Other Benefits and Uses

  • Insomnia
  • Heart Disease
  • Fibromyalgia and Chronic Pain
  • ADHD and Autism symptoms
  • Lotions and gels with melatonin may protect against sun damage
  • May reduce symptoms of IBS like abdominal pain
  • Studies suggest there may be a correlation to melatonin and a reduced frequency of seizures

  • Side Effects

  • Vivid dreams or nightmares
  • Drowsiness
  • Stomach cramps
  • Dizziness
  • Headaches
  • Irritability
  • Decreased libido
  • Gynecomastia (breast enlargement in men)
  • Reduced sperm count
  • Dosage

    There have been no reports of toxicity or overdose due to melatonin. However, in order for it to work, you should be taking it correctly.

    The amount and when the supplement is taken is important to its effectiveness.

    For jet lag:  0.5 - 5 mg one hour prior to bedtime at final destination. This can be started the day of departure or begun up to two days in advanced for preparation. 

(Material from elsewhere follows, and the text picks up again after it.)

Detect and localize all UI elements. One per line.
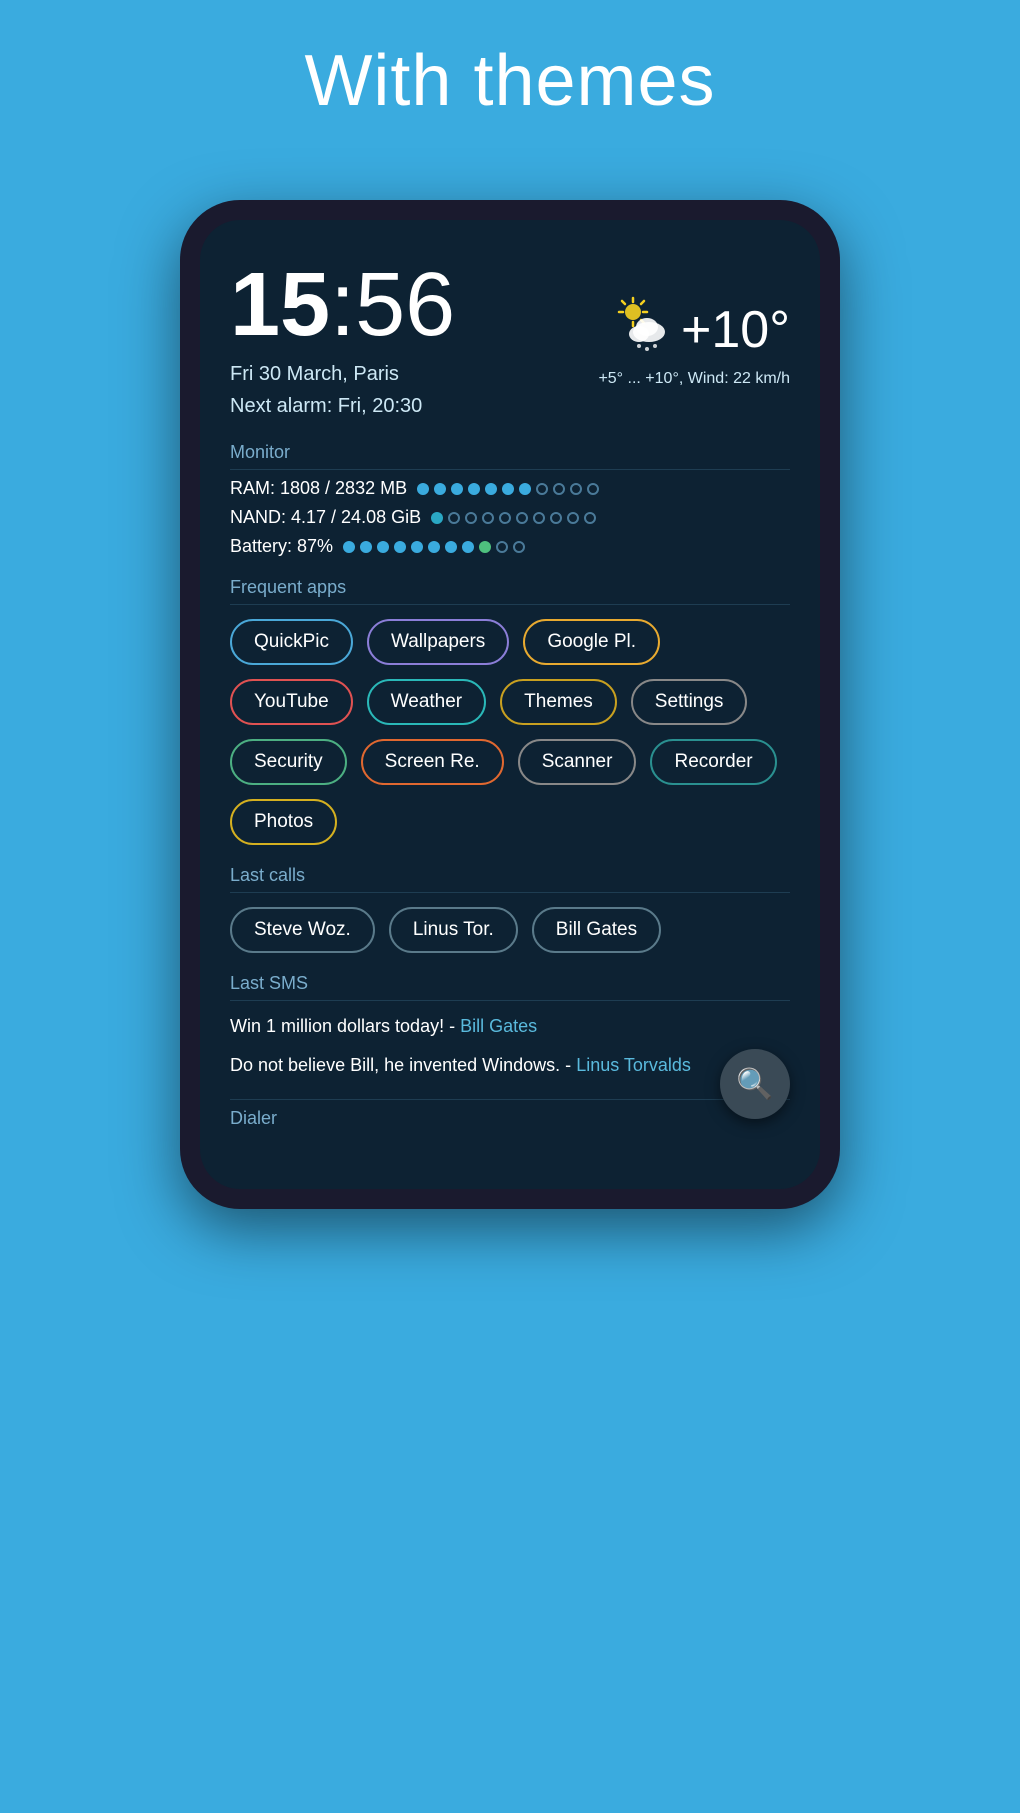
nand-row: NAND: 4.17 / 24.08 GiB [230, 507, 790, 528]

    For regulating sleep schedule:  Take 0.5 mg of melatonin one hour before bedtime. Increase up to 5 mg as needed for up to two months. Works best with the same bedtime every night.

    For children:  Due to various conflicting opinions, we recommended speaking to your child's doctor before giving them this supplement.


  • Pregnancy or Nursing
  • Desipramine and Fluoxetine (Prozac) (Antidepressants)
  • Antipsychotic Medications
  • Benzodiazepines (trizolam [Halcion])
  • Birth Control
  • Blood Pressure Medications (Vasoxyl, Catopres, along with calcium channel blockers like Procardia, Norvasc, Calan, Isoptin, Cardizem, Plendil, Sular, Vascor)
  • Beta-Blockers (Sectral, Tenormin, Zebeta, Cartrol, Lopressor, Toprol XL, Corgard, Inderal)
  • Anticoagulants (Blood-thinning Medications)
  • Interleukin-2
  • NSAIDs (Nonsteroidal anti-inflammatory drugs)
  • Steroids and immunosuppressant medications
  • Tamoxifen
  • Caffeine, Tobacco and Alcohol

  • Alternatives to Melatonin

    Shop Smart

    Always talk to your doctor about the supplements you're taking and discuss with them before trying new ones, especially if you are on other forms of medication. Because there is no FDA regulation on melatonin, some supplements may contain more than the amount stated on the bottle. Purchase from brands you trust. Melatonin derived from animals may carry the risk of viral contamination so it's encouraged to purchase synthetic or lab-made.

    Sleep Tips

    You may be able to improve your sleeping patterns by making a few changes to your behavior and attitude towards sleep. We know it's hard - we work hard and love binge-watching too, but these tips are great to help you stay well rested. 

  • Keep a sleep schedule. Wake up and go to bed at the same time every day.
  • Monitor and restrict the amount of caffeine you consume during the day and at what time. Try cutting back on the coffee after the morning. Learn how to break the habit here.
  • Create a routine for getting ready for bed to help your mind relax and switch into "sleep mode".
  • Eliminate distractions in the bedroom. TV and computers should be turned off and monitor the temperature (it should be around 60 to 67 degrees). Use a separate alarm clock instead of your phone, if you can help it.
  • Exercise daily. It doesn't have to be hard exercise, a 30 minute walk will do. Just avoid physical activity before bed.